Typisch für Barrys Komponieren ist die Mehrfachausführung bzw.
– bearbeitung von Fertigem. Triorchic Blues ist 1990 für Klavier entstanden, die hier vorliegende Fassung für Violine solo zwei Jahre später, sie erscheint erst jetzt im Druck. Es existieren auch Fassungen für Trompete oder Violoncello. Barrys Verfahren unterscheidet sich von Mehrfachverwendungen gleichen Materials in gleicher Klanggestalt (wie bei Bachs Parodieverfahren) oder dem bloßen Umarrangieren von Stücken (z.B. eines Chorsatzes für gemischte Stimmen in gleiche).
Das Klavierstück ist ein permanent unruhiges Perpetuum mobile, perkussiv beginnend in tiefsten Lagen, um im Lauf der Zeit immer weiter nach oben aufzusteigen, zwischenzeitlich auch die Hände in extremer Distanz voneinander zu bewegen. In der Fassung für Violine ist der Verlauf des Stücks nicht verändert, die Wechsel der Tonräume können jedoch naturgemäß nur erheblich kleiner sein. So wird auf den ersten drei Druckseiten die E-Saite fast nicht genutzt, auf den letzten beiden die G- und D-Saite gar nicht. Für den Interpreten ist eine Aufführung physisch sehr anstrengend, für die Länge von über vier Minuten gibt es nicht eine Pause sowie als Strichart ausschließlich detaché. Die linke Hand hat Einzeltöne oder Doppelgriffe auszuführen, Letztere sind sämtlich spielbar, bei einigen Anschlüssen liegen sie zum Teil ungünstig.

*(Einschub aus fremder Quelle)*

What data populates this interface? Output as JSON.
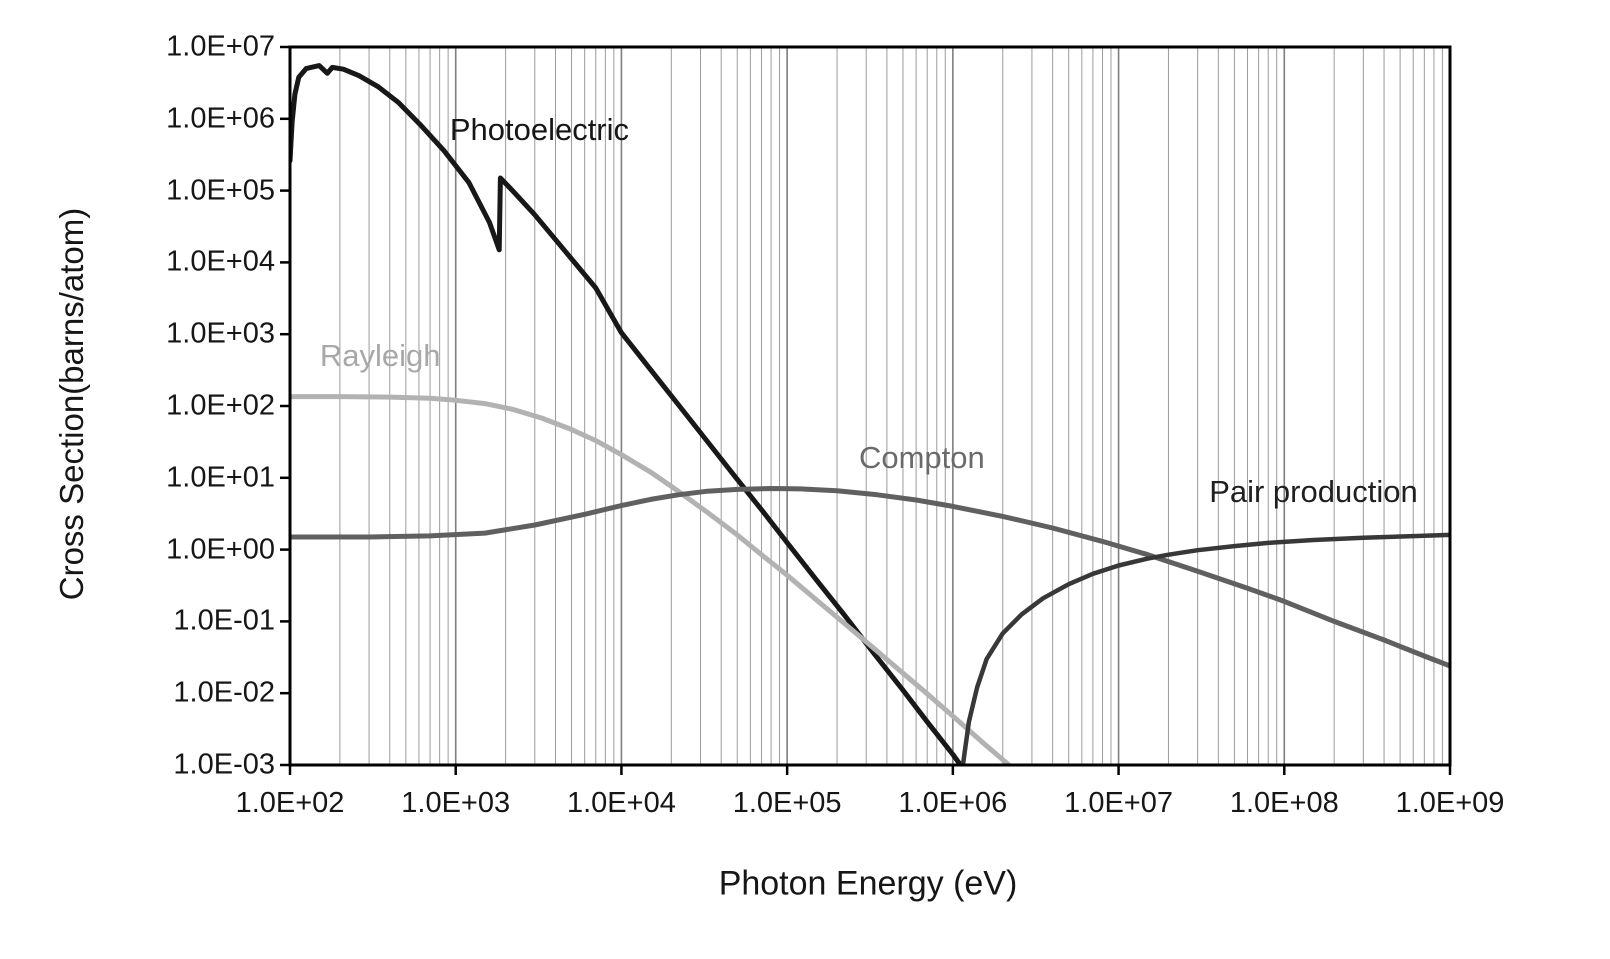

Der Titel Blues lässt sich hörend kaum dingfest machen. Am ehesten verweisen auf ihn zuweilen anzutreffende rhythmische Figuren aus einer Achtel und einer Sechzehntel, die an die traditionelle ternäre Aufteilung des Beats anknüpfen. Doch hier entsteht kein durchgehender Beat aufgrund permanenter Taktwechsel. Auch tonal erwachsen kaum Assoziationen zum Blues, allenfalls durch den häufigen Einsatz von Tritoni. Das zweite Wort im Titel erwähnt Barry kurz im Nachwort. Triorchie ist eine seltene angeborene Anomalie des männlichen Geschlechts mit drei Hoden, nachgewiesen bei dem Kastratensänger Tenducci. Ob und welche Bezüge sich hieraus zur Komposition Triorchic Blues ergeben, bleibt für den Rezensenten offen.
Dieses Stück eignet sich für professionelle Geiger, die den Mut haben, sich einer schwierigen, nicht immer dankbaren Aufgabe zu stellen. Erfolg beim Publikum kann es geben, wenn rhythmisch und intonatorisch sehr gut vorgetragen wird.